I am trying to run hql file present in cloud storage using airflow script,there are two parameters through which we can pass the path to DataprocHiveOperator :
- Query: 'gs://bucketpath/filename.q'
Error occuring - cannot recognize input near 'gs' ':' '/'
- query_uri :'gs://bucketpath/filename.q'
Error occuring: PendingDeprecationWarning: Invalid arguments were passed to DataProcHiveOperator. Support for passing such arguments will be dropped in Airflow 2.0. Invalid arguments were:
*args: ()
**kwargs: {'query_uri': 'gs://poonamp_pcloud/hive_file1.q'
Using Query param , i have successfully run hive queries(select * from table
)
Is there any way to run hql file stored in cloud storage bucket through dataprochiveoperator ?
That's because you are using both query
as well as query_uri
.
If you are querying using a file, you have to use query_uri
and query = None
OR you can ignore writing query.
If you are using inline query
then you have to use query
.
Here is a sample for querying through a file.

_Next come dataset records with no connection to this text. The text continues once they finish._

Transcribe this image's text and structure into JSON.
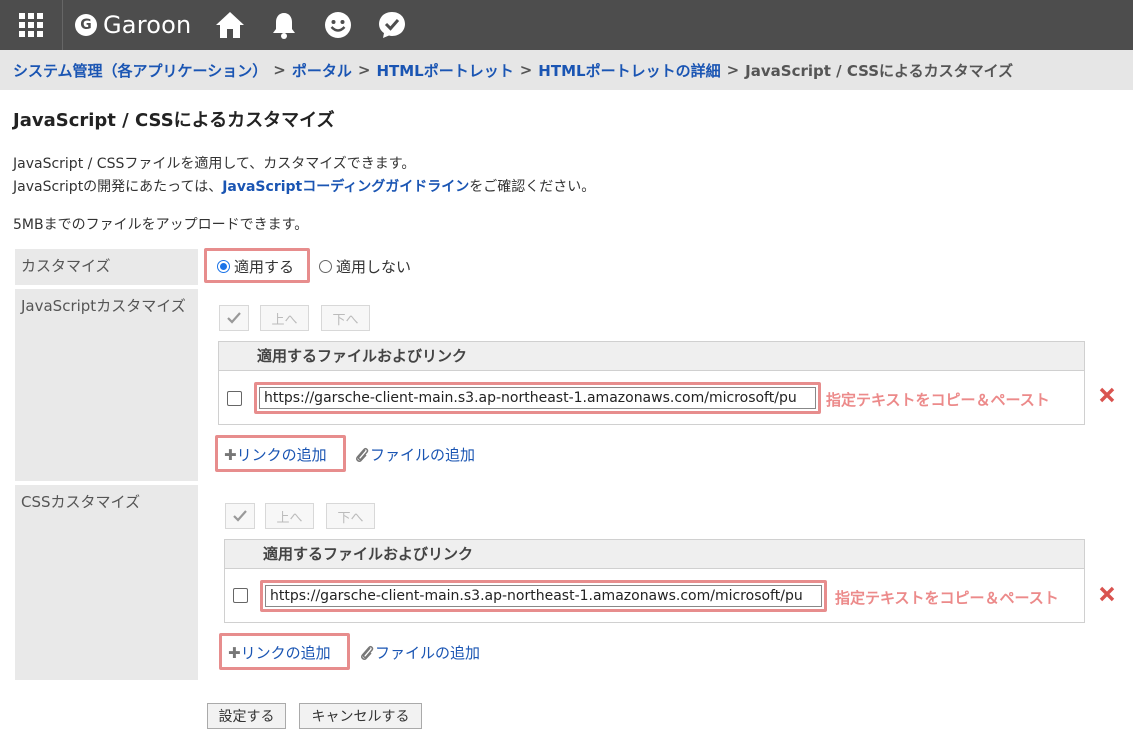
{
  "header": {
    "app_name": "Garoon",
    "logo_letter": "G",
    "icons": [
      "apps-grid-icon",
      "home-icon",
      "bell-icon",
      "smiley-icon",
      "check-bubble-icon"
    ]
  },
  "breadcrumb": {
    "items": [
      "システム管理（各アプリケーション）",
      "ポータル",
      "HTMLポートレット",
      "HTMLポートレットの詳細"
    ],
    "separator": ">",
    "current": "JavaScript / CSSによるカスタマイズ"
  },
  "page": {
    "title": "JavaScript / CSSによるカスタマイズ",
    "desc_line1": "JavaScript / CSSファイルを適用して、カスタマイズできます。",
    "desc_line2_pre": "JavaScriptの開発にあたっては、",
    "desc_line2_link": "JavaScriptコーディングガイドライン",
    "desc_line2_post": "をご確認ください。",
    "upload_note": "5MBまでのファイルをアップロードできます。"
  },
  "customize": {
    "label": "カスタマイズ",
    "option_apply": "適用する",
    "option_not_apply": "適用しない",
    "selected": "適用する"
  },
  "js_section": {
    "label": "JavaScriptカスタマイズ",
    "up_button": "上へ",
    "down_button": "下へ",
    "table_header": "適用するファイルおよびリンク",
    "url_value": "https://garsche-client-main.s3.ap-northeast-1.amazonaws.com/microsoft/pu",
    "note": "指定テキストをコピー＆ペースト",
    "add_link": "リンクの追加",
    "add_file": "ファイルの追加"
  },
  "css_section": {
    "label": "CSSカスタマイズ",
    "up_button": "上へ",
    "down_button": "下へ",
    "table_header": "適用するファイルおよびリンク",
    "url_value": "https://garsche-client-main.s3.ap-northeast-1.amazonaws.com/microsoft/pu",
    "note": "指定テキストをコピー＆ペースト",
    "add_link": "リンクの追加",
    "add_file": "ファイルの追加"
  },
  "footer": {
    "submit": "設定する",
    "cancel": "キャンセルする"
  },
  "colors": {
    "header_bg": "#4d4d4d",
    "link": "#1a55b3",
    "highlight": "#e78d8d",
    "note": "#ec8a8a",
    "delete": "#d9534f"
  }
}
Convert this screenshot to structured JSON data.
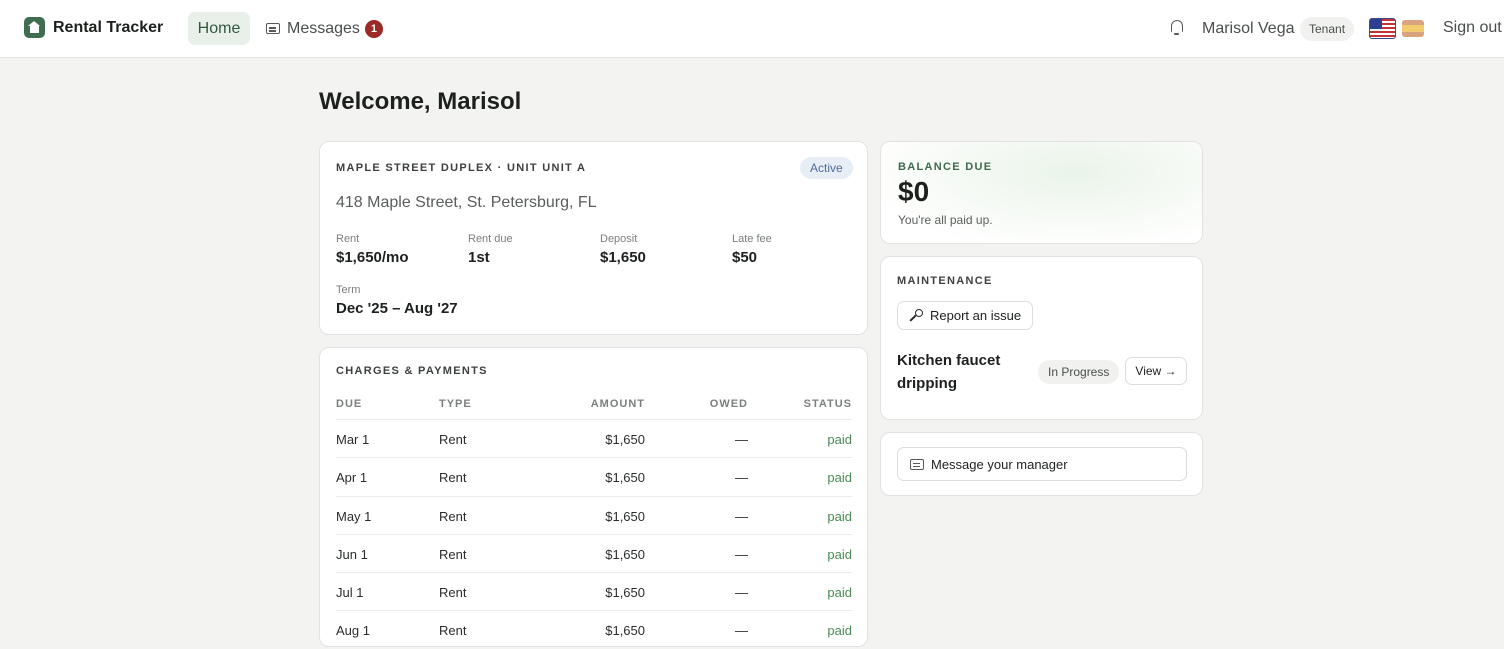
{
  "app": {
    "name": "Rental Tracker"
  },
  "nav": {
    "home": "Home",
    "messages": "Messages",
    "messages_badge": "1"
  },
  "user": {
    "name": "Marisol Vega",
    "role": "Tenant",
    "sign_out": "Sign out",
    "languages": [
      "us-flag",
      "es-flag"
    ]
  },
  "page": {
    "welcome": "Welcome, Marisol"
  },
  "property": {
    "label": "MAPLE STREET DUPLEX · UNIT UNIT A",
    "status": "Active",
    "address": "418 Maple Street, St. Petersburg, FL",
    "rent_label": "Rent",
    "rent": "$1,650/mo",
    "rent_due_label": "Rent due",
    "rent_due": "1st",
    "deposit_label": "Deposit",
    "deposit": "$1,650",
    "late_fee_label": "Late fee",
    "late_fee": "$50",
    "term_label": "Term",
    "term": "Dec '25 – Aug '27"
  },
  "charges": {
    "label": "CHARGES & PAYMENTS",
    "headers": {
      "due": "DUE",
      "type": "TYPE",
      "amount": "AMOUNT",
      "owed": "OWED",
      "status": "STATUS"
    },
    "rows": [
      {
        "due": "Mar 1",
        "type": "Rent",
        "amount": "$1,650",
        "owed": "—",
        "status": "paid"
      },
      {
        "due": "Apr 1",
        "type": "Rent",
        "amount": "$1,650",
        "owed": "—",
        "status": "paid"
      },
      {
        "due": "May 1",
        "type": "Rent",
        "amount": "$1,650",
        "owed": "—",
        "status": "paid"
      },
      {
        "due": "Jun 1",
        "type": "Rent",
        "amount": "$1,650",
        "owed": "—",
        "status": "paid"
      },
      {
        "due": "Jul 1",
        "type": "Rent",
        "amount": "$1,650",
        "owed": "—",
        "status": "paid"
      },
      {
        "due": "Aug 1",
        "type": "Rent",
        "amount": "$1,650",
        "owed": "—",
        "status": "paid"
      }
    ]
  },
  "balance": {
    "label": "BALANCE DUE",
    "amount": "$0",
    "note": "You're all paid up."
  },
  "maintenance": {
    "label": "MAINTENANCE",
    "report_button": "Report an issue",
    "issue_title": "Kitchen faucet dripping",
    "issue_status": "In Progress",
    "view_button": "View →"
  },
  "message": {
    "button": "Message your manager"
  },
  "colors": {
    "brand": "#3f6d4f",
    "badge": "#9b2a26",
    "paid": "#4b8a55",
    "active_pill": "#e8eef6"
  }
}
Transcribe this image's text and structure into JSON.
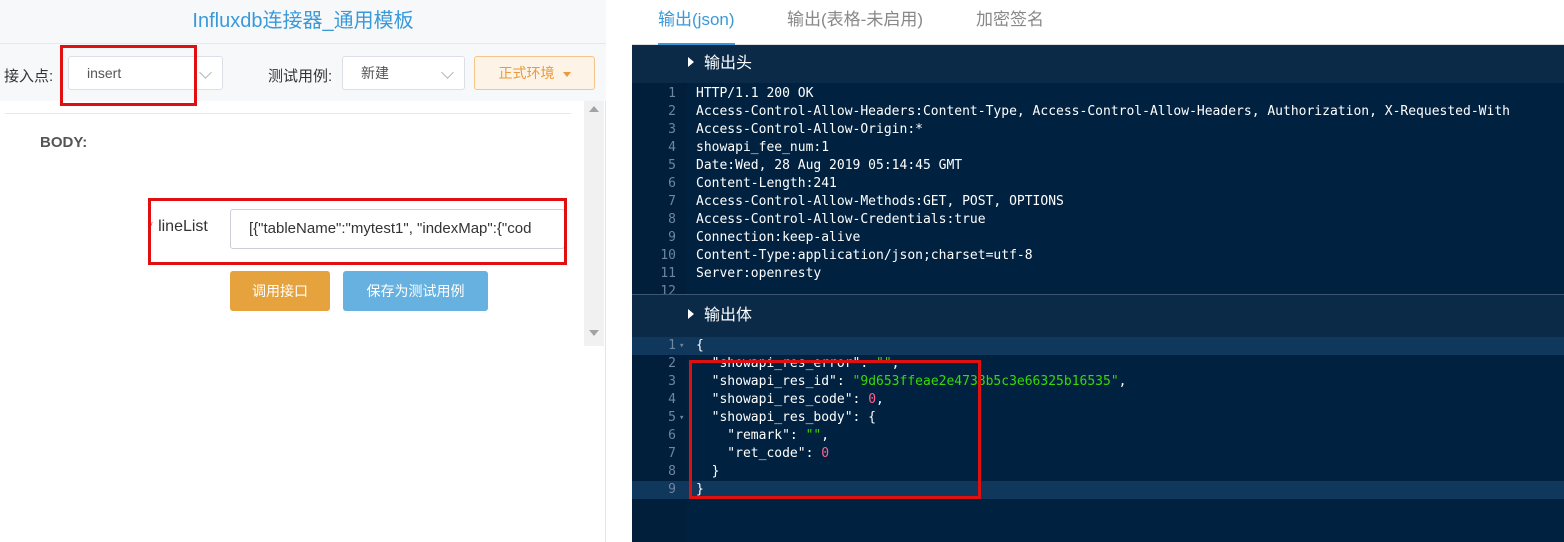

HiveInsertingTable = DataProcHiveOperator(task_id='HiveInsertingTable',
gcp_conn_id='google_cloud_default',
queri_ury="gs://us-central1-bucket/data/sample_hql.sql",
cluster_name='cluster-name',
region='us-central1',
dag=dag)
query_uri
is the indeed the correct parameter for running an hql file off of Cloud Storage. However, it was only added to the DataProcHiveOperator
in https://github.com/apache/incubator-airflow/pull/2402. Based on the warning message you got, I don't think you're running on code that supports the parameter. The change is not on the latest release (1.8.2), so you'll need to wait for another release or grab it off the master branch.